The US driller is paying for a study for state oil company Petroleos de Venezuela SA to measure the mud and muck in the water, according to people familiar with the situation who asked not to be identified because the plan hasn’t been made public.
The study is intended to guide dredge work that PDVSA would then carry out via a contractor. That dredging could allow Chevron’s ships to increase their current cargoes to 400,000 barrels, compared with about 250,000 now, just months after the US eased restrictions on operating in the Latin American country.
Maracaibo, a Caribbean inlet the size of Connecticut and one of the oldest lakes on Earth, is where Venezuela’s oil industry got its start. After a century of relentless and — most recently — reckless drilling, oil slicks stain the surface of the lake and sediment grows at the bottom.
PDVSA did not respond to a request for comment. In an emailed statement, Chevron confirmed it began shipping from Venezuela in January but did not comment on the dredging. “Our focus is on supporting safe and reliable operations,” the company said.

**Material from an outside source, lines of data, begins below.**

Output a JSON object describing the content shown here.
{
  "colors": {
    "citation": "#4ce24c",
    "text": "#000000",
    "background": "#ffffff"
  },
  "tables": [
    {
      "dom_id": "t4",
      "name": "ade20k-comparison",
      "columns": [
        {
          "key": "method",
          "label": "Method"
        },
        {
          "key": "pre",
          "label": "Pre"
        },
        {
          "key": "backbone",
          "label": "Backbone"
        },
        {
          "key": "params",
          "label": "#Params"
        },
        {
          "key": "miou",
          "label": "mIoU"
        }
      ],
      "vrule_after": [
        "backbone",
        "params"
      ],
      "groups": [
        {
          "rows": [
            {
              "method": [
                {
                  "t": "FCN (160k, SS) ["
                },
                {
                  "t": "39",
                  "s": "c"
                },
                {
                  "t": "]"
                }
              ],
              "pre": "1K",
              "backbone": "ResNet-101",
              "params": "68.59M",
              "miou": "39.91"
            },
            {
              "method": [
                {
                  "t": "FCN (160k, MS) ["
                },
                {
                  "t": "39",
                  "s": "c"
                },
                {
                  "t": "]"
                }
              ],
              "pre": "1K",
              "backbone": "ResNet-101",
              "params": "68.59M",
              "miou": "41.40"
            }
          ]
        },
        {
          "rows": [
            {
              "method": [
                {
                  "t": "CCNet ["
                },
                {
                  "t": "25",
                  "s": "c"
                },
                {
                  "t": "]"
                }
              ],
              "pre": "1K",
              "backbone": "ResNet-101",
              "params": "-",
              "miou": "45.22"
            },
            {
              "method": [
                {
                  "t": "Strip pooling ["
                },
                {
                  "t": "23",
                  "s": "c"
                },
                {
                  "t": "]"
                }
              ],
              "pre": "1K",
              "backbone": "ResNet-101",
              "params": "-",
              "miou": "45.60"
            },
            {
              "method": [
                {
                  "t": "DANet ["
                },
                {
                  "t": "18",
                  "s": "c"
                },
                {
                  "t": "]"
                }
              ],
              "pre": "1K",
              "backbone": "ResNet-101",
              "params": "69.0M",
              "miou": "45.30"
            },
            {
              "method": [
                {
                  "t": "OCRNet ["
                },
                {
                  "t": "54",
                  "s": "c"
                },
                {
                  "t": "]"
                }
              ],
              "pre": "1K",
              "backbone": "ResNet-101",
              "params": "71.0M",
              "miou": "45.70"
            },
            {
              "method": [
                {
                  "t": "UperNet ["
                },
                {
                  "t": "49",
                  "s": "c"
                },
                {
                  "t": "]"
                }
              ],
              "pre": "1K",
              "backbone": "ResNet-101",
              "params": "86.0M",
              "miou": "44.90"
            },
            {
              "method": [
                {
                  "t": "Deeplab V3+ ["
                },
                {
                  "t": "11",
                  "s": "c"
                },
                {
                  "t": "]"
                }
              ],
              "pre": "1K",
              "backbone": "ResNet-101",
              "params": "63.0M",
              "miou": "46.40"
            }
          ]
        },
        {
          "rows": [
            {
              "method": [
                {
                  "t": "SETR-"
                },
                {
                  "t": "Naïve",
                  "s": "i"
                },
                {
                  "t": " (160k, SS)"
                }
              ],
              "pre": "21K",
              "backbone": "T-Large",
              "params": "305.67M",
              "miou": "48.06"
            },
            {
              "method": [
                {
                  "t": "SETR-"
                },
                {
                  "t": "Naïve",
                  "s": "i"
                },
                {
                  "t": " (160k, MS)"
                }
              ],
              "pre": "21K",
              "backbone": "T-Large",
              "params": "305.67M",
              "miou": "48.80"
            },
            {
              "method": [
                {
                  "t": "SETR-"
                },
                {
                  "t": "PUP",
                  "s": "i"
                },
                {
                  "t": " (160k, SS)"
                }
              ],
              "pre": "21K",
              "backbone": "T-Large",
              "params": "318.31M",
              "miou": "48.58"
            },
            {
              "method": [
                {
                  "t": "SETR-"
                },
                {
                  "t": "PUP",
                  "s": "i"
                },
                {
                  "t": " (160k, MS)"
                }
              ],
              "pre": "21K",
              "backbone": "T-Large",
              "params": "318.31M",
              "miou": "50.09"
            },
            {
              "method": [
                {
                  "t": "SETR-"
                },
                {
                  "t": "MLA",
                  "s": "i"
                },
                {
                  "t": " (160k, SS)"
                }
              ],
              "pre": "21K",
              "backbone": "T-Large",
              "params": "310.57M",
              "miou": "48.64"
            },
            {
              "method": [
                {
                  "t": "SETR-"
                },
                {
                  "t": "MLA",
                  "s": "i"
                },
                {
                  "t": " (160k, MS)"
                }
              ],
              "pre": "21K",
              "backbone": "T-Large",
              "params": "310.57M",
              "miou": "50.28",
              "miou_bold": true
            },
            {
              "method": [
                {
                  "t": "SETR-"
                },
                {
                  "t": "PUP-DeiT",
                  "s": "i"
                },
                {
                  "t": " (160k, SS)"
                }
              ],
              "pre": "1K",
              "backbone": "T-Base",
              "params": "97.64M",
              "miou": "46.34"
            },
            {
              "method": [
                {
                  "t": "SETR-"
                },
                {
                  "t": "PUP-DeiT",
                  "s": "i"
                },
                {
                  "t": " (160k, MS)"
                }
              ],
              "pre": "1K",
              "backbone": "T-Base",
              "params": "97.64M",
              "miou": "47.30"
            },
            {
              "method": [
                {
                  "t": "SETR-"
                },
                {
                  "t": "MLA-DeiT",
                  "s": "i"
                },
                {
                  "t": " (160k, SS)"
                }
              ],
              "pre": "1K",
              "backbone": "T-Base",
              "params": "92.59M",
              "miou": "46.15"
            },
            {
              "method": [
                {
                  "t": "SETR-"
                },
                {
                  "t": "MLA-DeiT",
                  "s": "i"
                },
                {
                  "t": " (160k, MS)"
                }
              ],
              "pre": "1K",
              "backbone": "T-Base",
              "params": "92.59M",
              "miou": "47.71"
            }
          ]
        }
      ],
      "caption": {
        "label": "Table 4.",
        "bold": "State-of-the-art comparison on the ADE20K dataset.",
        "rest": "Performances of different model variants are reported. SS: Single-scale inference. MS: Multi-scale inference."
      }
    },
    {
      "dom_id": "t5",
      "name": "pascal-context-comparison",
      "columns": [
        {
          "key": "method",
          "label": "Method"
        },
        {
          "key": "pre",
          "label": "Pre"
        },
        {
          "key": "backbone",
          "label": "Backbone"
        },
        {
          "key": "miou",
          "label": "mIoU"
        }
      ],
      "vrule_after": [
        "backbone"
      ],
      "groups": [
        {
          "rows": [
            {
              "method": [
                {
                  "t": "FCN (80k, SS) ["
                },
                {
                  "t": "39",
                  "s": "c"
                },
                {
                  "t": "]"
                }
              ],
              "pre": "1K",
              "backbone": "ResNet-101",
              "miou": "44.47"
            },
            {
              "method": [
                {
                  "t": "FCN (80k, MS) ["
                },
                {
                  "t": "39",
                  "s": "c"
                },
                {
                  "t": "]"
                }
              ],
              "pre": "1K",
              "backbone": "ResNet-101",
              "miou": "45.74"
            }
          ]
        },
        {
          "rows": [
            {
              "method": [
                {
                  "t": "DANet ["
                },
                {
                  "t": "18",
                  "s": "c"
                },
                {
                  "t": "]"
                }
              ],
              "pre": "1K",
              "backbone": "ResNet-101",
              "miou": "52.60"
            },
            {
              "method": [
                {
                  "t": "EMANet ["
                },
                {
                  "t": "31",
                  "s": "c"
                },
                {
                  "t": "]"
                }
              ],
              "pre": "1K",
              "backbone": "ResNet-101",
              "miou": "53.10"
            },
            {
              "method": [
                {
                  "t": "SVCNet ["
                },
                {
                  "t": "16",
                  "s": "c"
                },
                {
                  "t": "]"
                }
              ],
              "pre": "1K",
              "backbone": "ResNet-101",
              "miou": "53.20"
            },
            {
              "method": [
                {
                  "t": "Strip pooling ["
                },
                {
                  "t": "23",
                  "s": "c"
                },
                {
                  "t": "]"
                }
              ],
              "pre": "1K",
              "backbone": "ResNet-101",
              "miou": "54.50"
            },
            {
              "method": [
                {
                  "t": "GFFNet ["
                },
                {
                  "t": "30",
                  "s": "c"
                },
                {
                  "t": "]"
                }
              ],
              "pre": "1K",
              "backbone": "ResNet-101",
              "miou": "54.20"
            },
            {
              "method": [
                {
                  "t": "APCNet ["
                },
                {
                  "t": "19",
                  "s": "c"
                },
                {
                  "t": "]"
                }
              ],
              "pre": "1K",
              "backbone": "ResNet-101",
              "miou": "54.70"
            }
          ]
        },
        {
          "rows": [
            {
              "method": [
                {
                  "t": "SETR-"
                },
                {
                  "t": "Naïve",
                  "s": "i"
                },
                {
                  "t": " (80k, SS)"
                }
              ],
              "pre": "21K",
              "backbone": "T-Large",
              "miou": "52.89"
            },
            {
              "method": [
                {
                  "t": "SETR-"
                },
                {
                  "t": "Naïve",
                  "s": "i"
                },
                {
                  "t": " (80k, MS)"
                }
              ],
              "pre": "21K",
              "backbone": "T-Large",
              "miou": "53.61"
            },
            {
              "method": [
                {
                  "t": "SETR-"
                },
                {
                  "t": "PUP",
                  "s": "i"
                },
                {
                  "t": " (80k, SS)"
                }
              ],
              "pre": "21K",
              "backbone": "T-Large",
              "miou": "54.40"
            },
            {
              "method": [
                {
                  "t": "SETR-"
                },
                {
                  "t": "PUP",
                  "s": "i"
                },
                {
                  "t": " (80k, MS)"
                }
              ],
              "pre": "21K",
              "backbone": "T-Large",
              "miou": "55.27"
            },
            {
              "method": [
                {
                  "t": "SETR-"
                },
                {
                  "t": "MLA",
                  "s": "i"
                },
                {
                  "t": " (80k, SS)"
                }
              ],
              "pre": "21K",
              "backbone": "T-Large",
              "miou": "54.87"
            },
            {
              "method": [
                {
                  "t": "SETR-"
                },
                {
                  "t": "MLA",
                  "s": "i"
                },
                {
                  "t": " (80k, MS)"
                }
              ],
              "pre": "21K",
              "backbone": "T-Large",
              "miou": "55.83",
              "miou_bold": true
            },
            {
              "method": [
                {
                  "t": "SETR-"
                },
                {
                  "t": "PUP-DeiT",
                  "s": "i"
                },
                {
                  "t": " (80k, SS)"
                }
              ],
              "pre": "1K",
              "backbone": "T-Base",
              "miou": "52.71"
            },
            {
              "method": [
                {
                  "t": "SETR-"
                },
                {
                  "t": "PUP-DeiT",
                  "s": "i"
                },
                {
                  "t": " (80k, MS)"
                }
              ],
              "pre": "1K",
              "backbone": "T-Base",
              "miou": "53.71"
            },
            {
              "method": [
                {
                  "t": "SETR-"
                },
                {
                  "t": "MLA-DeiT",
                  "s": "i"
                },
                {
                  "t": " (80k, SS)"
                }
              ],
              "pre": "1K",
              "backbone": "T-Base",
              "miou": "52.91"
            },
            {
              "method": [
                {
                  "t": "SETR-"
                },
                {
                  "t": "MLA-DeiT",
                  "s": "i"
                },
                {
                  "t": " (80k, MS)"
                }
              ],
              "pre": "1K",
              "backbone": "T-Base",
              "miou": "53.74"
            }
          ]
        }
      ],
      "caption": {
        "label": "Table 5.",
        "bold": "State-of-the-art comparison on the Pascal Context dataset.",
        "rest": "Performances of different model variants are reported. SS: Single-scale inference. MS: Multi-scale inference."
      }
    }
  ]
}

Chevron ships Venezuelan crude from Maracaibo to Gulf Coast refineries, including its Pascagoula facility in Mississippi which was designed to handle the South American country’s thick, sulfurous oil. Cargoes exported by the US driller are limited to no more than 250,000 barrels because heavier loads can’t reach the Caribbean. While PDVSA initially reached out to a Dutch company for dredging, no payment has been made, the people said.
Venezuelan crude oil exports fell in February as increased flows to the US failed to offset a sharp drop in volumes to China, according to Vortexa and shipping data compiled by Bloomberg.